How to Reduce Cholesterol Through Diet


How to Reduce Cholesterol Through Diet

Also known as: TLC Diet, Therapeutic Lifestyle Changes Diet, Low Cholesterol Diet

What is a cholesterol profile?

For your body to function correctly, it needs cholesterol. However, an excess of it can adhere to the artery walls in your blood, causing them to constrict or even block. You run the chance of developing cardiac problems such as coronary artery disease.


Lipoproteins are the type of proteins that carry cholesterol through the blood. Sometimes referred to as the "bad" cholesterol, LDL is one form. There is a build-up of cholesterol in your arteries as a result of a high LDL level. Sometimes referred to as the "good" cholesterol, HDL is a different kind. It returns cholesterol to your liver from other areas of your body. The cholesterol is then eliminated from your body by your liver.

What are the methods of treating elevated cholesterol?

Medication and lifestyle modifications that promote heart health are the therapies for high cholesterol. The dietary adjustments, weight control, and regular exercise are all part of the new way of living.


How can my diet help lower my cholesterol?

Dietary adjustments that reduce cholesterol are part of heart-healthy lifestyle choices. One such diet is the DASH regimen. The Therapeutic Lifestyle Changes diet is another; it suggests that you

Select fats that are healthier.Both total fat and saturated fat should be kept to a minimum. Dietary fats should make up no more than 25 to 35% of your daily calories, and saturated fat should make up no more than 7%. The maximum amounts of fats you should eat vary depending on how many calories you consume each day:

Calories per DayTotal FatSaturated Fat
1,50042-58 grams10 grams
2,00056-78 grams13 grams
2,50069-97 grams17 grams
 

Because it causes your LDL (bad cholesterol) level to rise more than any other fat in your diet, saturated fat is considered a harmful fat. Some meats, dairy products, chocolate, baked goods, deep-fried foods, and processed foods include it.

Another unhealthy lipid that can decrease HDL (good cholesterol) and increase LDL is trans fat. The majority of foods containing hydrogenated oils and fats, like french fries, crackers, and stick margarine, contain trans fat.

Try healthier fats like nuts, lean meat, and unsaturated oils like safflower, olive, and canola oils in place of these toxic fats.

Eat less high-cholesterol foods. You should consume fewer than 200 mg of cholesterol each day if you are attempting to reduce your cholesterol. Foods of animal origin, including whole milk dairy products, egg yolks, prawns, and liver and other organ meats, contain cholesterol.

Consume a lot of soluble fibre. Soluble fiber-rich foods aid in preventing the absorption of cholesterol by your digestive system. Among these foods are:

  • cereals made from whole grains, such oat bran and muesli
  • fruits include prunes, pears, oranges, bananas, and apples
  • legumes like lima beans, kidney beans, chickpeas, and black-eyed peas 

Consume a lot of fruits and veggies.
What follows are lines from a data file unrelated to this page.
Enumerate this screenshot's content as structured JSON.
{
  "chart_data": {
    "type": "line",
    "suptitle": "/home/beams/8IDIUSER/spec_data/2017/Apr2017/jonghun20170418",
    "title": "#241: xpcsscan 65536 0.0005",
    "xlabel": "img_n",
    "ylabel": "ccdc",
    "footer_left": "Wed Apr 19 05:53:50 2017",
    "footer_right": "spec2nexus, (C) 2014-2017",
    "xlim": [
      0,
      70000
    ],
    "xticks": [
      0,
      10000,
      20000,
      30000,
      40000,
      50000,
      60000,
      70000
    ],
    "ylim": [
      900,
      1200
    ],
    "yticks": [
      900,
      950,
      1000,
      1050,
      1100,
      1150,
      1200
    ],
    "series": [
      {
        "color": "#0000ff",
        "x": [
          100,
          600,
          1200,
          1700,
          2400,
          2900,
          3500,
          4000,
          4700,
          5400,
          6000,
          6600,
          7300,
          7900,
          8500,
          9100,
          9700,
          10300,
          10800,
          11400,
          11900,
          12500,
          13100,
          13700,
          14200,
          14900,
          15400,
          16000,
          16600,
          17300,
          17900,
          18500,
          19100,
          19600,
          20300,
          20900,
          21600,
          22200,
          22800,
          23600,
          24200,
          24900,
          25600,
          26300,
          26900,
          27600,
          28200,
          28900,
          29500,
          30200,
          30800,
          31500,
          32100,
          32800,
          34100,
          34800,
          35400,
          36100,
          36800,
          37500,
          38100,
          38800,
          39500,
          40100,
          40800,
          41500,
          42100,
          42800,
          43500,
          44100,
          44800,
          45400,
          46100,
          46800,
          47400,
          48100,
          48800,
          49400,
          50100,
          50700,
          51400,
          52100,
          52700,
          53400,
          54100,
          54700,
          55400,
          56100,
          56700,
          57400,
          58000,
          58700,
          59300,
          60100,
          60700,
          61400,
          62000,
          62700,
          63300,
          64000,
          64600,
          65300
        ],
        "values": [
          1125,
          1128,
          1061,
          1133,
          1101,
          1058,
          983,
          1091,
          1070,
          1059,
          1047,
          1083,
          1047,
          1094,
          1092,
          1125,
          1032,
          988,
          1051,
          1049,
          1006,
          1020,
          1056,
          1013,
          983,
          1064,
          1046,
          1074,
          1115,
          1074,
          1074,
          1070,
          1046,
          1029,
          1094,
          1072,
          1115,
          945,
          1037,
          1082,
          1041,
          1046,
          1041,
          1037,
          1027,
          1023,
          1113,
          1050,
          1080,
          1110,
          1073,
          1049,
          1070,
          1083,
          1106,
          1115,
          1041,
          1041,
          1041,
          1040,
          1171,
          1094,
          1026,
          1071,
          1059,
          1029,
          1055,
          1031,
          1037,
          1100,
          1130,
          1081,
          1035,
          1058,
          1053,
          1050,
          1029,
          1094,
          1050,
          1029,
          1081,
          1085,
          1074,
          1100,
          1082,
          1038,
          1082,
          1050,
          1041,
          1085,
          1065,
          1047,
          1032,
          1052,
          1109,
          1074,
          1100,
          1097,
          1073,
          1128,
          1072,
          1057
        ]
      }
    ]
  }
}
Consuming a diet high in fruits and vegetables can raise the amount of key components in your diet that reduce cholesterol. Similar to soluble fibre, these substances are referred to as plant stanols or sterols.

Consume omega-3 fatty acid-rich seafood. While these acids might help increase your HDL level, they won't lower your LDL level. They might also lower your chance of a heart attack and shield your heart against inflammation and blood clots. Mackerel, salmon, and canned or fresh tuna are fish that are high in omega-3 fatty acids. Aim for twice-weekly consumption of these fish.

Restrict salt intake. Ideally, you should aim to consume no more than 2,300 milligrammes (or one teaspoon) of sodium (salt) each day. That covers all of the sodium you consume, regardless of whether it was added during preparation, served at the table, or was already in food items. Reducing salt intake can help lower blood pressure, which can reduce the risk of heart disease even though it won't cut cholesterol. Instead, choose low-sodium and "no added salt" foods and seasonings when cooking or at the table to cut down on your sodium intake.


Limit your alcohol intake. Alcohol increases caloric intake, which might result in weight gain. You may have lower HDL and higher LDL levels if you are overweight. Because alcohol can raise blood pressure and lipid levels, consuming too much of it can also increase your risk of heart disease. A glass of wine, beer, or a small amount of hard liquor counts as one drink. It is advised that:

  • Men should limit their daily alcohol consumption to two drinks.
  • Women ought to limit their daily alcohol consumption to one drink.

You can determine the amount of fat, saturated fat, cholesterol, fibre, and sodium in the items you purchase by reading the nutrition labels.